Though most borrowers have plenty of equity in their home, the expectation is that as property values fall and more consumers get laid off, lenders that originate bank statement loans could see court challenges from borrowers alleging the lender did not verify a borrower’s ability to repay a loan, as required by the CFPB’s QM rule. With interest rates rising, there is more sensitivity to the idea that a borrower could default and sue a lender.
“The CFPB does have a provision that specifically states a lender has to source the deposits, to make sure they know what is income,” said Jeff DeMaso, senior regulatory compliance counsel at Clayton. “I see the concern but I don’t know that there’s that much exposure from bank statement loans.”
DeMaso was part of the Structured Finance Association’s working group that examined the CFPB’s QM rule.
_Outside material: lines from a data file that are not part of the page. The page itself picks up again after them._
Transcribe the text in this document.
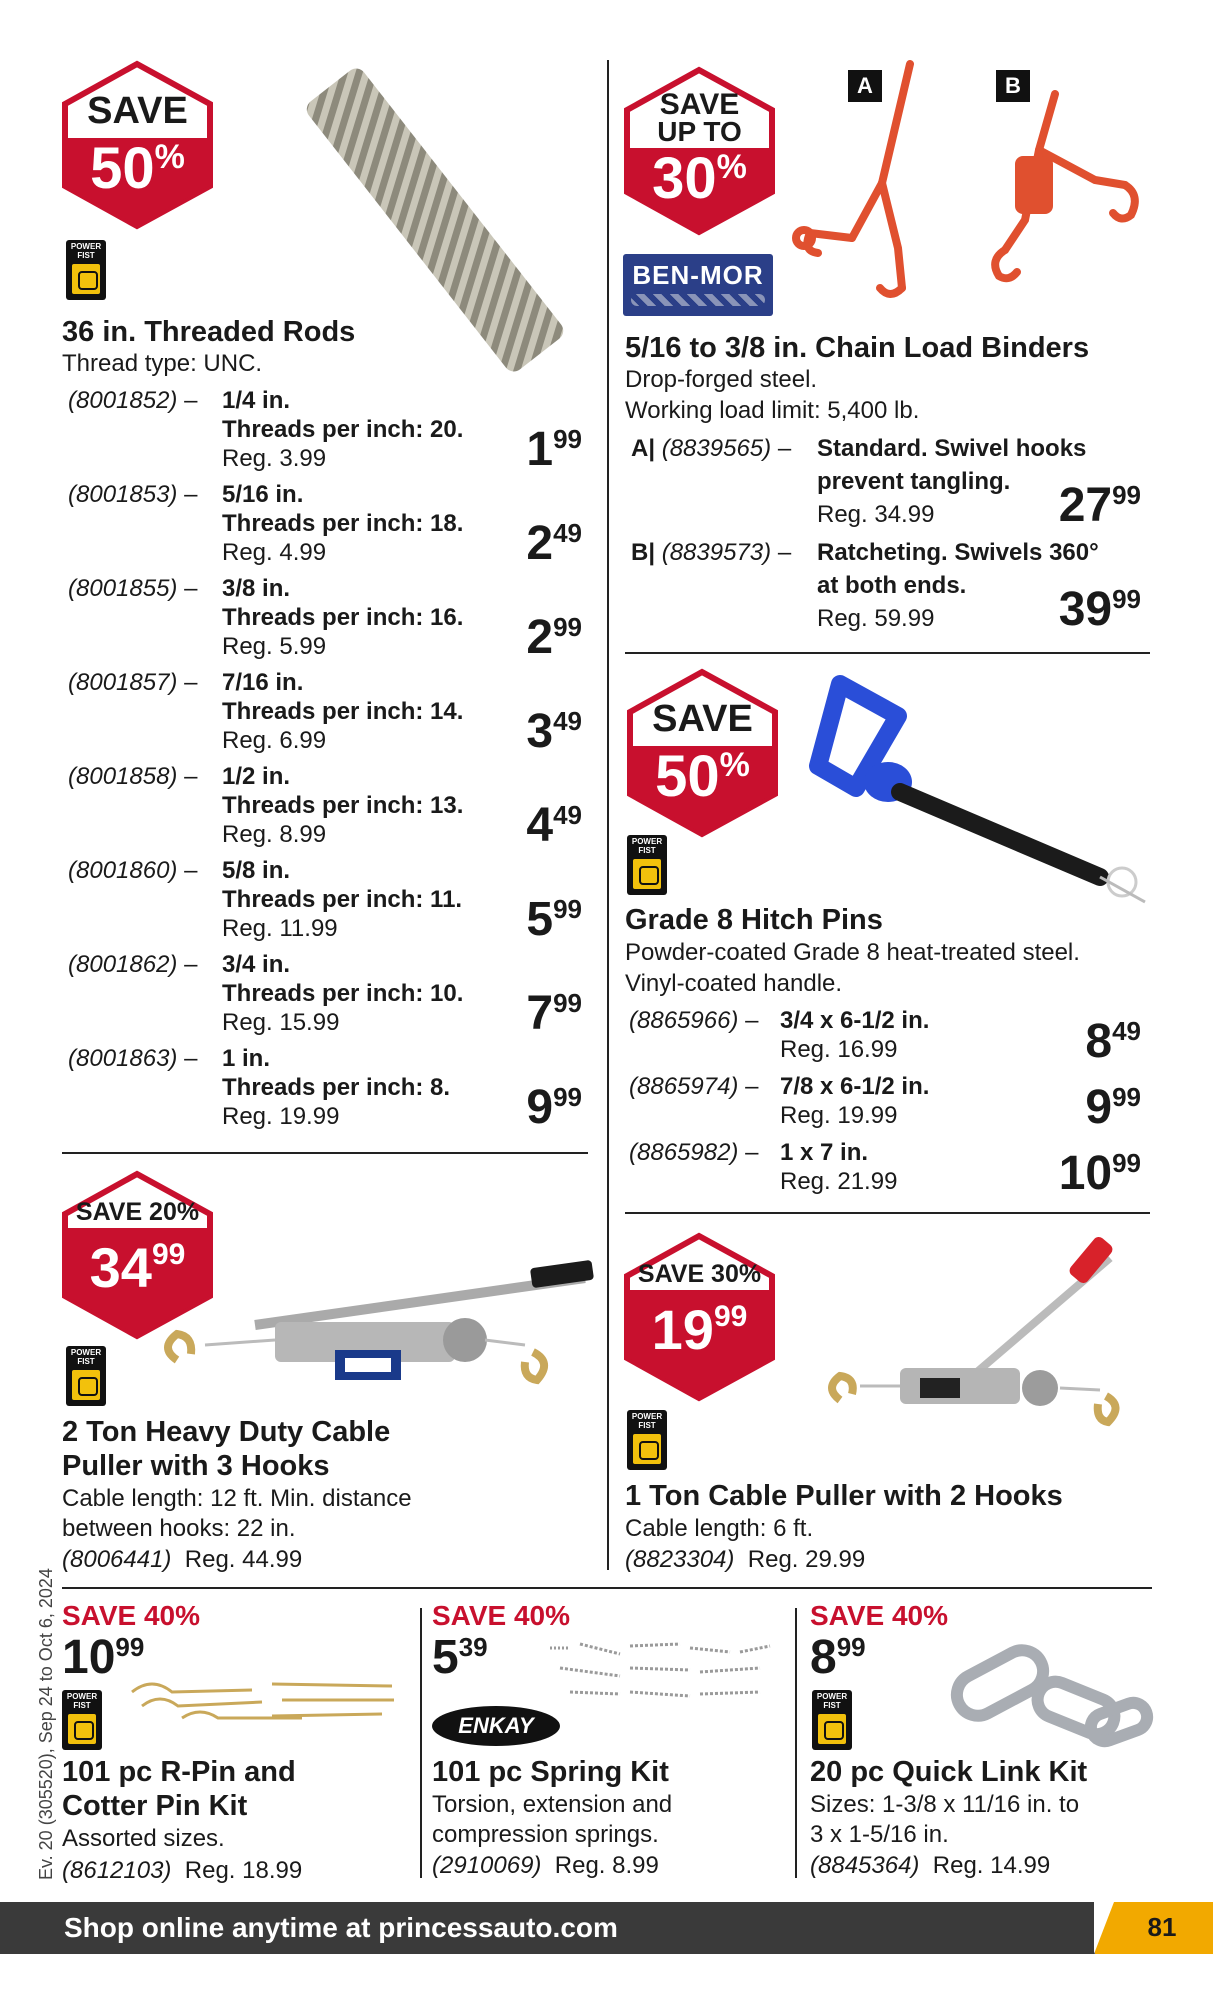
SAVE
50%
POWER FIST
36 in. Threaded Rods
Thread type: UNC.
(8001852) – 1/4 in.
Threads per inch: 20.
Reg. 3.99	199
(8001853) – 5/16 in.
Threads per inch: 18.
Reg. 4.99	249
(8001855) – 3/8 in.
Threads per inch: 16.
Reg. 5.99	299
(8001857) – 7/16 in.
Threads per inch: 14.
Reg. 6.99	349
(8001858) – 1/2 in.
Threads per inch: 13.
Reg. 8.99	449
(8001860) – 5/8 in.
Threads per inch: 11.
Reg. 11.99	599
(8001862) – 3/4 in.
Threads per inch: 10.
Reg. 15.99	799
(8001863) – 1 in.
Threads per inch: 8.
Reg. 19.99	999
SAVE
UP TO
30%
A	B
BEN-MOR
5/16 to 3/8 in. Chain Load Binders
Drop-forged steel.
Working load limit: 5,400 lb.
A| (8839565) – Standard. Swivel hooks
prevent tangling.
Reg. 34.99	2799
B| (8839573) – Ratcheting. Swivels 360°
at both ends.
Reg. 59.99	3999
SAVE
50%
POWER FIST
Grade 8 Hitch Pins
Powder-coated Grade 8 heat-treated steel.
Vinyl-coated handle.
(8865966) – 3/4 x 6-1/2 in.
Reg. 16.99	849
(8865974) – 7/8 x 6-1/2 in.
Reg. 19.99	999
(8865982) – 1 x 7 in.
Reg. 21.99	1099
SAVE 20%
$34^{99}$
POWER FIST
2 Ton Heavy Duty Cable
Puller with 3 Hooks
Cable length: 12 ft. Min. distance
between hooks: 22 in.
(8006441) Reg. 44.99
SAVE 30%
$19^{99}$
POWER FIST
1 Ton Cable Puller with 2 Hooks
Cable length: 6 ft.
(8823304) Reg. 29.99
SAVE 40%
1099
POWER FIST
101 pc R-Pin and
Cotter Pin Kit
Assorted sizes.
(8612103) Reg. 18.99
SAVE 40%
539
ENKAY
101 pc Spring Kit
Torsion, extension and
compression springs.
(2910069) Reg. 8.99
SAVE 40%
899
POWER FIST
20 pc Quick Link Kit
Sizes: 1-3/8 x 11/16 in. to
3 x 1-5/16 in.
(8845364) Reg. 14.99
Ev. 20 (305520), Sep 24 to Oct 6, 2024
Shop online anytime at princessauto.com	81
Lindeke agreed that borrowers rarely sue their lender except in defense of a foreclosure, and foreclosure rates remain incredibly low. He said the $10 billion in liability was “completely hypothetical,” and was intended “to bring awareness to the industry,” because he thinks most lenders have overlooked the nuance and commentary in the CFPB’s rule.
“Everybody missed the changes,” Lindeke said.
Others agree that short-term bank statement loans have likely dried up.
“The CFPB’s commentary is a dagger in the heart of a one or two-month bank statement loan,” said Ornstein.